How to harvest willow bark for medicine

Strip the bark from the young branches of Salix varieties of willow in the Spring just before the sap begins to run, when the branches are rich with their new spring colour.  This is the easiest time to separate the bark from the branch. You can simply start at the base of the cut edge of the branch and peel it upwards toward the tip.

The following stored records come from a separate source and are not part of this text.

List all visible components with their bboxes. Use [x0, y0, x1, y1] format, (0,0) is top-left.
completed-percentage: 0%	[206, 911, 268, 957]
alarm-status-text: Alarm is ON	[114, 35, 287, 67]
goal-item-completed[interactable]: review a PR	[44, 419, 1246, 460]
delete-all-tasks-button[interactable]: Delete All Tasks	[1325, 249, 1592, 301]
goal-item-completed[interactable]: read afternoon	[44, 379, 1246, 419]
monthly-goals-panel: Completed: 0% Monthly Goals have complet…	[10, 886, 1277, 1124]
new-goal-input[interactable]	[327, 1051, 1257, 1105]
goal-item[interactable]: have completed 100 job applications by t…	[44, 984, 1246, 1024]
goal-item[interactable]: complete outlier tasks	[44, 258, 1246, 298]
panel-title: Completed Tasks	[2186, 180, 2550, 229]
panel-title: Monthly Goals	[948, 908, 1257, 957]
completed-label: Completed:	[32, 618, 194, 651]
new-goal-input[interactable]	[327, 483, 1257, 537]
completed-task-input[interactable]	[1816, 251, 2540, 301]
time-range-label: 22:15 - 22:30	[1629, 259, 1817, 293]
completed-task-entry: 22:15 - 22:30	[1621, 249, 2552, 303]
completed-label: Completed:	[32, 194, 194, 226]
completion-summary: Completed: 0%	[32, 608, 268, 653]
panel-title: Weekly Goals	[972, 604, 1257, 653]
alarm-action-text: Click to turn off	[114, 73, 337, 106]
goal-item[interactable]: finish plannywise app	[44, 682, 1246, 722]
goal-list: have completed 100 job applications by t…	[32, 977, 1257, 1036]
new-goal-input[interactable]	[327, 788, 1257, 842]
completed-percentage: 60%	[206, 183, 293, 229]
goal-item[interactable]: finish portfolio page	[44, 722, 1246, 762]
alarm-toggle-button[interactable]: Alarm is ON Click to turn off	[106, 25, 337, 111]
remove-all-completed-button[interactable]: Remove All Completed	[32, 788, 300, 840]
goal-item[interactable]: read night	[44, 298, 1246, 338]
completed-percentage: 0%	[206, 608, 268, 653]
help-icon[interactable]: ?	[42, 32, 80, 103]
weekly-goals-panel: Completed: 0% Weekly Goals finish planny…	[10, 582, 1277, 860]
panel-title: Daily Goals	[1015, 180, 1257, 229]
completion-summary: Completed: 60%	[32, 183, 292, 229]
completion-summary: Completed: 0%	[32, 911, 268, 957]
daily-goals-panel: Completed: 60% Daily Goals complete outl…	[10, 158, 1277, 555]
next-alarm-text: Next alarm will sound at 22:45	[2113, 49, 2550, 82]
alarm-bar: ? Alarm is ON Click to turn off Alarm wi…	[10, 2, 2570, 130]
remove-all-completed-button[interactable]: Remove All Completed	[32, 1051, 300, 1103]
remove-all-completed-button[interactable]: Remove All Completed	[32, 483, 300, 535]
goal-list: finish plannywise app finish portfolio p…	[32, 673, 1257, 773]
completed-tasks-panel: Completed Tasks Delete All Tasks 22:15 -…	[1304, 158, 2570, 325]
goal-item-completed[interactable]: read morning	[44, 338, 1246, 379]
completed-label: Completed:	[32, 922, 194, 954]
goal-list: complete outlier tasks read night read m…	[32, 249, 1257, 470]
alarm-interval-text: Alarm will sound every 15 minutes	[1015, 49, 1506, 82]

The bark will peel off in strips.  You can recognize Salix varieties by their brightly coloured bark in early spring — usually yellow, orange, or flaming red.

Sustainable Harvesting

When foraging Willow bark, it is important to only take a small strip (2 inces max), per branch and only from 3 branches, (or stems) per bush.  Never cut deeper than the cambium or inner bark, it comes off smoothly.  This technique mimics deer browsing on willow bark and ensures there is enough for everyone.  Pussy Willow (Salix discolor Muhl.) is the most recognizable Willow here in Southern Alberta.

For tea/decoction

Once the strips of bark are harvested, allow to dry at room temperature in a dry, and airy spot, stirring frequently until it is fully dry before placing in a jar and storing in a cool, dry place.

Dosage of willow to replace aspirin with herbal remedies

You might take three to four cups of tea made by simmering 1 to 2 teaspoons of dried bark in 8 ounces of boiling water for 15 minutes.


Ask your doctor about the correct dose of willow bark or aspirin before taking either remedy.